Reputation: 4832
Given class:
@Data
class Widget {
String name;
int price;
}
And the following yaml file:
Widget1:
price: 5
Widget2:
price: 6
Widget3:
price: 7
Using Jackson I want to deserialize this into a Map<String, Widget>
where the widget name field is set to the corresponding map key. The following snippet works but has the downside of preventing use of immutable object types such as lombok @Value
. Another inelegant solution I considered was creating a separate immutable WidgetWithName
class that is constructed after jackson deserialization. If someone can propose a better approach, that would be of interest.

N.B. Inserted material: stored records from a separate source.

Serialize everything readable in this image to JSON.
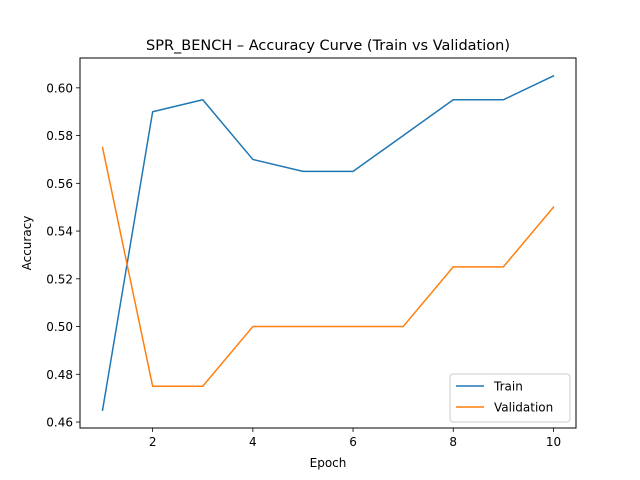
{
  "chart_data": {
    "type": "line",
    "title": "SPR_BENCH – Accuracy Curve (Train vs Validation)",
    "xlabel": "Epoch",
    "ylabel": "Accuracy",
    "x": [
      1,
      2,
      3,
      4,
      5,
      6,
      7,
      8,
      9,
      10
    ],
    "xlim": [
      0.55,
      10.45
    ],
    "ylim": [
      0.4575,
      0.6125
    ],
    "xticks": [
      2,
      4,
      6,
      8,
      10
    ],
    "yticks": [
      0.46,
      0.48,
      0.5,
      0.52,
      0.54,
      0.56,
      0.58,
      0.6
    ],
    "ytick_labels": [
      "0.46",
      "0.48",
      "0.50",
      "0.52",
      "0.54",
      "0.56",
      "0.58",
      "0.60"
    ],
    "grid": false,
    "legend_position": "lower-right",
    "series": [
      {
        "name": "Train",
        "color": "#1f77b4",
        "values": [
          0.465,
          0.59,
          0.595,
          0.57,
          0.565,
          0.565,
          0.58,
          0.595,
          0.595,
          0.605
        ]
      },
      {
        "name": "Validation",
        "color": "#ff7f0e",
        "values": [
          0.575,
          0.475,
          0.475,
          0.5,
          0.5,
          0.5,
          0.5,
          0.525,
          0.525,
          0.55
        ]
      }
    ]
  }
}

Map<String, Widget> getWidgets(String yaml) throws Exception {
ObjectMapper mapper = new ObjectMapper(new YAMLFactory());
TypeFactory typeFactory = mapper.getTypeFactory();
MapType mapType = typeFactory.constructMapType(HashMap.class, String.class, Widget.class);
map = mapper.readValue(yaml, mapType);
map.forEach((k, v) -> v.setName(k); // so much for immutability
return map
}
Upvotes: 1
Views: 883
Reputation: 39638
Jackson will not help you because it is a generalization over YAML and JSON (and XML or so I heard) and therefore provides less functionality than directly using SnakeYAML.
With SnakeYAML, you could theoretically implement this with custom constructors, but it would need a lot of knowledge about the deserialization process because YAML is not designed to merge nodes on different levels into one value.
Frankly, having a separate class is by far the simplest and best maintainable solution. A separate class named WidgetBuilder
, with only the price
field and a function Widget finish(String name)
would allow you to
return map.entrySet().stream().map((k, v) -> v.finish(k)).collect(
Collectors.toMap(Widget::getName, Function.identity()));
which seems elegant enough. (You can collect to a list instead if you don't need the map anymore.)